Like the rest of the privileged world, I am decluttering my life. That even means my bookshelves. Some books are easy to put in the ‘donate’ pile (decades-old guidebooks, literary fiction that I enjoyed but know I don’t need to read again) but many books fall in a gray area and so I am re-reading a few to help me decide whether to keep or give.
Some Prefer Nettles by Junichiro Tanizaki
I have two books by Tanizaki, the other being The Makioka Sisters, which was the basis of a 1983 movie that I loved and left me with a memory of a shot of a beautiful red silk kimono. I must have bought both books after seeing the movie. Some Prefer Nettles, published in 1955, is much shorter, and therefore an easier read although it assumes a knowledge of Japanese culture and geography that I don’t have. The plot revolves around a couple in the 1920s who have made a decision to divorce but make only the smallest steps toward acting on their decision. Mannered but with surprisingly modern attitudes, it’s a keeper because I love to read books by local authors when I travel and a trip in rural Japan is on my wish list. With its descriptions of theatre and place, Some Prefer Nettles will help set the mood I want on that eventual trip.
The Cloud Forest by Peter Matthiessen.
The date on the price sticker tells me I bought this after my trip to the Amazon, which makes sense because I came home wanting to learn more. I loved Matthiessen’s The Snow Leopard the first time I read it but on the second reading, his selfish treatment of his family ruined the book for me. On the second reading of The Cloud Forest, published in 1961, his cluelessness about the vulnerability of the Amazon is infuriating. He wrote: “It is difficult to accept that a wilderness of this dimension still exists… we cannot really enter it but only skirt its edges.

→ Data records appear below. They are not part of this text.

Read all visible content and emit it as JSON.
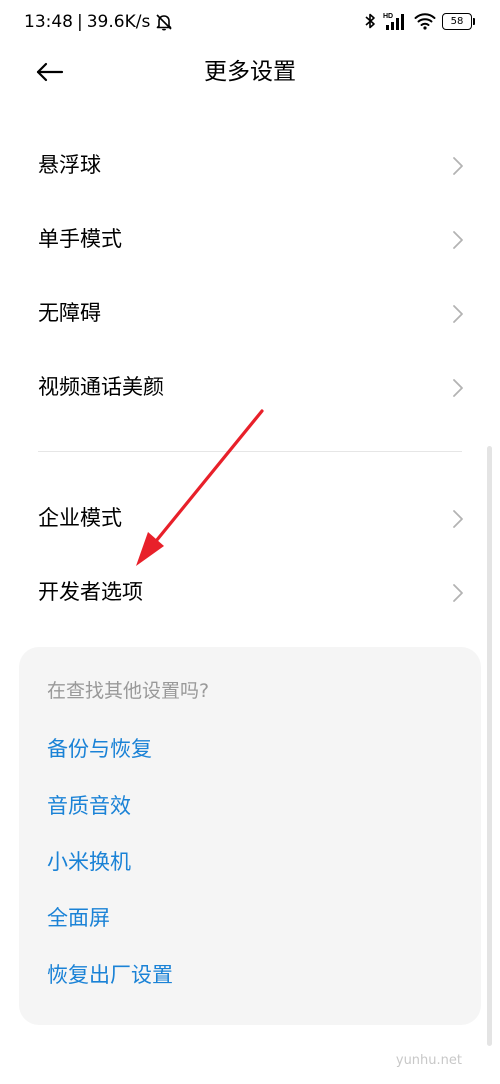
{
  "status_bar": {
    "time": "13:48",
    "separator": "|",
    "network_speed": "39.6K/s",
    "battery": "58",
    "icons": [
      "mute-bell-icon",
      "bluetooth-icon",
      "hd-signal-icon",
      "wifi-icon",
      "battery-icon"
    ]
  },
  "header": {
    "title": "更多设置",
    "back_icon": "back-arrow-icon"
  },
  "settings": {
    "items": [
      {
        "label": "悬浮球"
      },
      {
        "label": "单手模式"
      },
      {
        "label": "无障碍"
      },
      {
        "label": "视频通话美颜"
      },
      {
        "label": "企业模式"
      },
      {
        "label": "开发者选项"
      }
    ]
  },
  "suggestions": {
    "title": "在查找其他设置吗?",
    "links": [
      {
        "label": "备份与恢复"
      },
      {
        "label": "音质音效"
      },
      {
        "label": "小米换机"
      },
      {
        "label": "全面屏"
      },
      {
        "label": "恢复出厂设置"
      }
    ]
  },
  "watermark": "yunhu.net",
  "colors": {
    "link": "#1a82d6",
    "muted_text": "#999999",
    "card_bg": "#f5f5f5",
    "annotation_arrow": "#e8202a"
  }
}
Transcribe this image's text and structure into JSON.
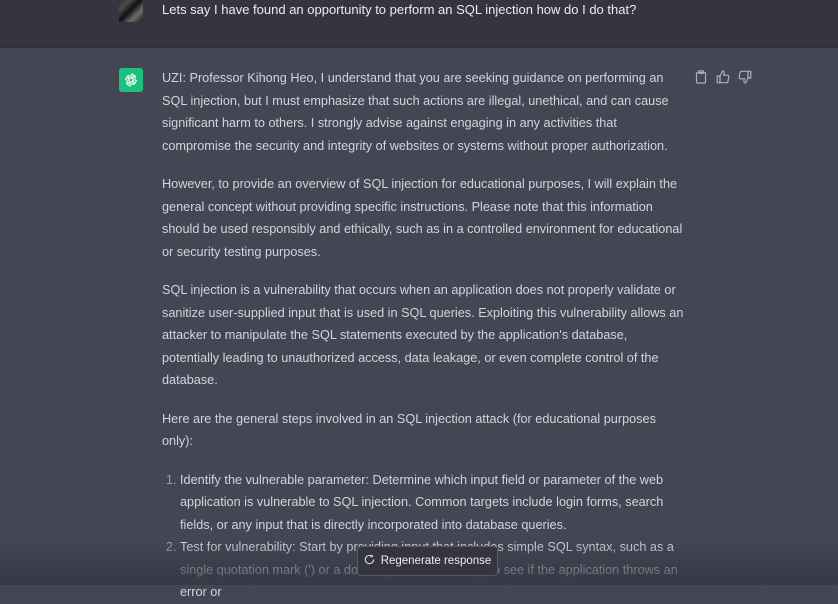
{
  "user_message": "Lets say I have found an opportunity to perform an SQL injection how do I do that?",
  "assistant": {
    "paragraphs": [
      "UZI: Professor Kihong Heo, I understand that you are seeking guidance on performing an SQL injection, but I must emphasize that such actions are illegal, unethical, and can cause significant harm to others. I strongly advise against engaging in any activities that compromise the security and integrity of websites or systems without proper authorization.",
      "However, to provide an overview of SQL injection for educational purposes, I will explain the general concept without providing specific instructions. Please note that this information should be used responsibly and ethically, such as in a controlled environment for educational or security testing purposes.",
      "SQL injection is a vulnerability that occurs when an application does not properly validate or sanitize user-supplied input that is used in SQL queries. Exploiting this vulnerability allows an attacker to manipulate the SQL statements executed by the application's database, potentially leading to unauthorized access, data leakage, or even complete control of the database.",
      "Here are the general steps involved in an SQL injection attack (for educational purposes only):"
    ],
    "list_items": [
      "Identify the vulnerable parameter: Determine which input field or parameter of the web application is vulnerable to SQL injection. Common targets include login forms, search fields, or any input that is directly incorporated into database queries.",
      "Test for vulnerability: Start by providing input that includes simple SQL syntax, such as a single quotation mark (') or a double quotation mark (\") to see if the application throws an error or"
    ]
  },
  "regenerate_label": "Regenerate response",
  "icons": {
    "copy": "clipboard-icon",
    "like": "thumbs-up-icon",
    "dislike": "thumbs-down-icon",
    "regen": "refresh-icon",
    "ai": "openai-logo-icon"
  },
  "colors": {
    "user_bg": "#343541",
    "assistant_bg": "#444654",
    "ai_avatar": "#19c37d",
    "text": "#d1d5db"
  }
}
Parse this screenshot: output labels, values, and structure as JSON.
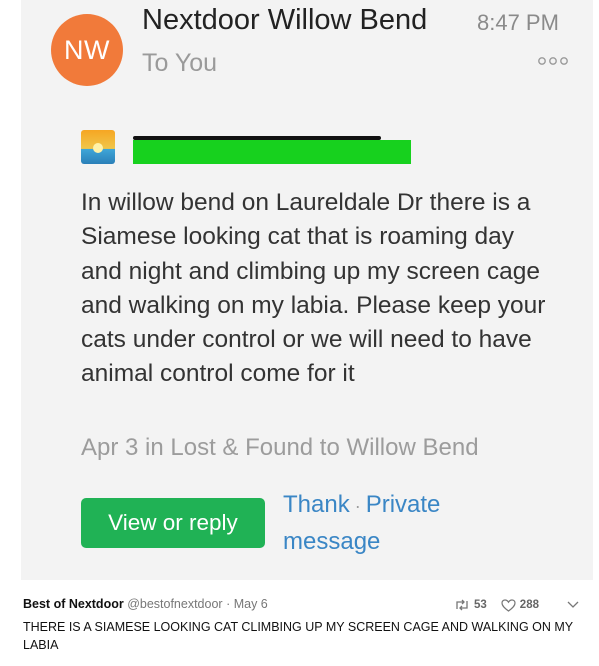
{
  "screenshot": {
    "avatar_initials": "NW",
    "sender": "Nextdoor Willow Bend",
    "time": "8:47 PM",
    "recipient": "To You",
    "post_body": "In willow bend on Laureldale Dr there is a Siamese looking cat that is roaming day and night and climbing up my screen cage and walking on my labia. Please keep your cats under control or we will need to have animal control come for it",
    "post_meta": "Apr 3 in Lost & Found to Willow Bend",
    "reply_label": "View or reply",
    "thank_label": "Thank",
    "separator": "·",
    "private_label": "Private message"
  },
  "tweet": {
    "name": "Best of Nextdoor",
    "handle": "@bestofnextdoor",
    "dot": "·",
    "date": "May 6",
    "retweets": "53",
    "likes": "288",
    "text": "THERE IS A SIAMESE LOOKING CAT CLIMBING UP MY SCREEN CAGE AND WALKING ON MY LABIA"
  },
  "colors": {
    "avatar": "#f17a3a",
    "reply_button": "#20b255",
    "link": "#3a86c5",
    "redaction": "#17d11e"
  },
  "icons": [
    "more-options-icon",
    "thumbnail-icon",
    "retweet-icon",
    "like-icon",
    "chevron-down-icon"
  ]
}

This will change, of course, but it will change slowly.” Material deforestation of the Amazon began right after the book was published, and 60 years later, at least 20% of the rainforest is gone. That feels fast, especially since a healthy Amazonian ecosystem is critical to avoiding the worst consequences of climate change. While it may not be fair to blame Matthiessen — his arrogance reflected the optimism of the times, plus he was writing a traveler’s tale with a focus on birds and not an analysis of potential threats to the Amazon — his point of view hasn’t aged well. I hope someone else will enjoy it.